First published: Winter 2017
What year did you first arrive at Halle Saint Pierre? Originally it was a museum of naive art, what was it like when you first arrived?
Before I arrived in 1994, it was a museum that housed two separate entities: a naive art collection and a children's museum. The museum for children had exhausted its dynamics and was no longer a forerunner, and the collection of naive art was very poor, far behind the Charlotte Zander Collection in Germany or the Museum Anatole Jakovsky in Nice.
How did you change Halle Saint Pierre from a naive art museum to a centre for art brut?
It was necessary to give a real cultural project to Halle Saint Pierre, which was missing from the beginning. The first exhibition, “Art Brut & Cie: The Hidden face of Contemporary Art”, was the founding stone of this project. It defined its main lines and its spirit. This one-year exhibition brought, for the first time, six museums together in one: five major collections of the second generation of art brut around Lausanne’s mother collection. In other words, the exhibition was of such great significance in France, where mainstream events dedicated to art brut were so rare, that it had a huge impact. Over that year, Halle Saint Pierre became the go-to place for outsider art, with conferences, film festivals, meetings, exhibitions and, above all, its bookshop: a very lively place where people met, exchanged, spoke, and expressed their agreement – or disagreement.
I could easily draw a conclusion as to the future of Halle Saint Pierre. I had my cultural project: art brut and outsider art. I had the spirit: to make the place alive.

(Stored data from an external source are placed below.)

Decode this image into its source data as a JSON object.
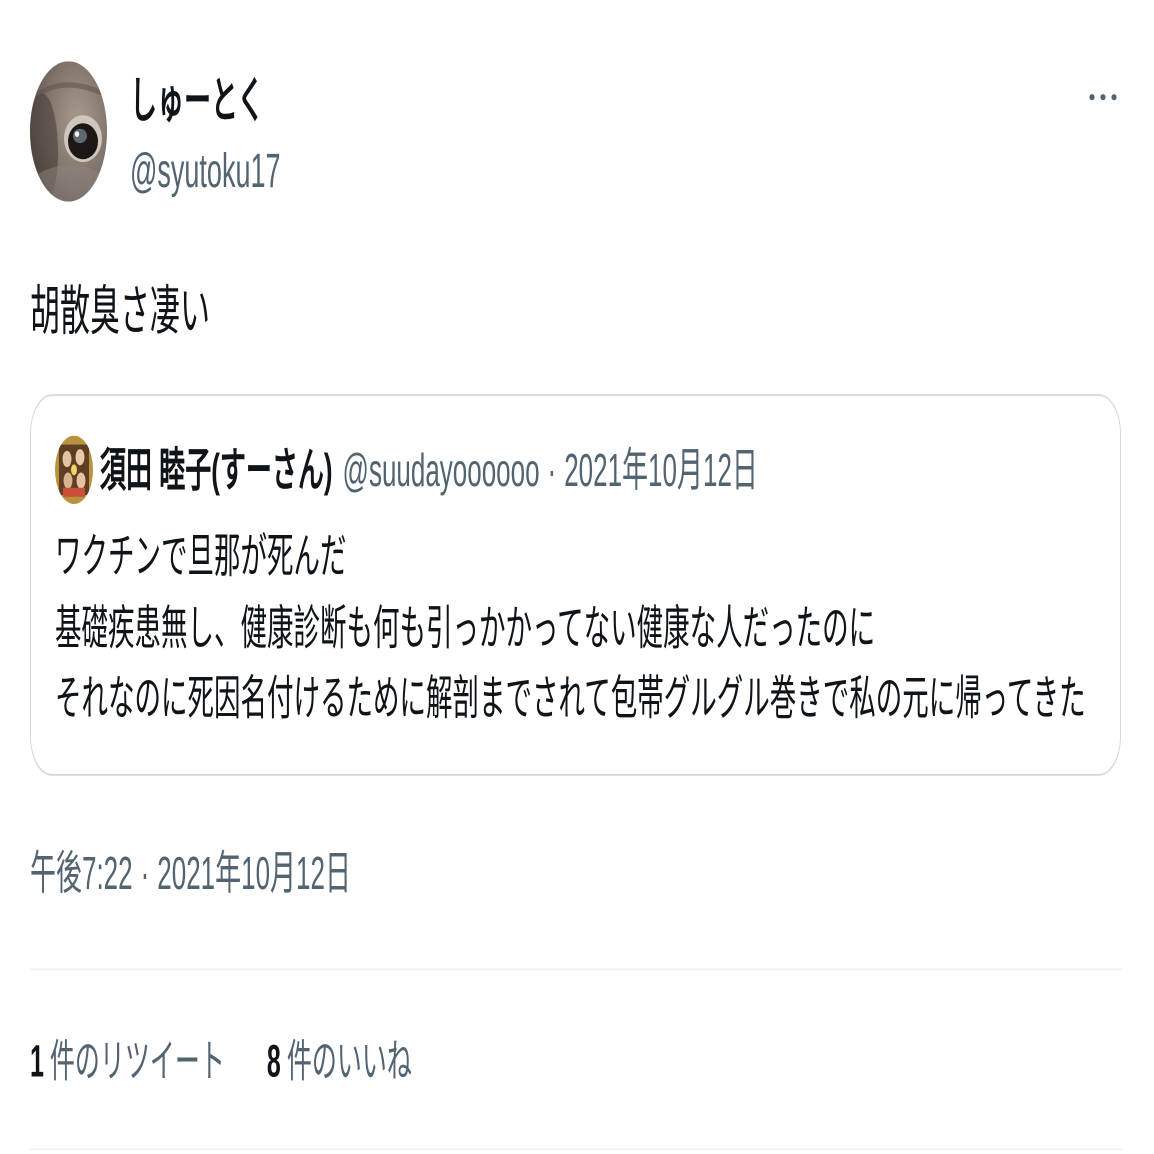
{
  "tweet": {
    "author": {
      "display_name": "しゅーとく",
      "handle": "@syutoku17"
    },
    "text": "胡散臭さ凄い",
    "quoted_tweet": {
      "author": {
        "display_name": "須田 睦子(すーさん)",
        "handle": "@suudayoooooo"
      },
      "separator": "·",
      "date": "2021年10月12日",
      "lines": [
        "ワクチンで旦那が死んだ",
        "基礎疾患無し、健康診断も何も引っかかってない健康な人だったのに",
        "それなのに死因名付けるために解剖までされて包帯グルグル巻きで私の元に帰ってきた"
      ]
    },
    "timestamp": {
      "time": "午後7:22",
      "separator": "·",
      "date": "2021年10月12日"
    },
    "stats": [
      {
        "count": "1",
        "label": "件のリツイート"
      },
      {
        "count": "8",
        "label": "件のいいね"
      }
    ]
  },
  "icons": {
    "more": "more-horizontal-icon"
  },
  "colors": {
    "text_primary": "#0f1419",
    "text_secondary": "#536471",
    "card_border": "#cfd9de",
    "divider": "#eff3f4",
    "background": "#ffffff"
  }
}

What influence did Laurent Danchin have on the curation of art brut and outsider art exhibitions?
Laurent used to visit Halle Saint Pierre from the beginning, as he was interested in some of our exhibitions such as “Fantastic Architectures”, or “From Rousseau to Demonchy”, co-curated by Roger Cardinal, which presented the best naive art from international collections. He forged strong links with Laurence Maidenbaum and Pascal Hecker, who were in charge of the bookshop. They introduced me to Laurent with the idea that he could be a good advisor. He became the main curator of “Art Brut & Cie”. Laurent not only knew the history of art brut, from its prehistory to its current developments, he also made outsider art his spiritual family and built very personal and human ties with every person who shared his passion. His thoughts and his passion were always in motion. The Halle Saint Pierre became his favourite place to share his knowledge and discoveries. He co-curated nearly ten exhibitions, including the one dedicated to his friend Chomo. Art brut, almost without exception, is an art whose authors relate not to high culture but to popular culture. However, the discoverers and mediators are always people belonging to the other, “high” culture: artists, writers, journalists, psychiatrists (Prinzhorn, Klee, Breton, Dubuffet or Malraux in the past century). Art brut and outsider art are therefore essentially the notions of scholars, and without the active and militant recognition of a very sophisticated and intellectual painter like Jean Dubuffet, the type of creations they represent would never have gone beyond, at best, a purely local outreach.
We shared Laurent’s determination to uphold this reality without concern for intellectual hierarchy, in order to prevent a caste of specialists from taking ownership of art brut to make it a dehumanised scientific subject.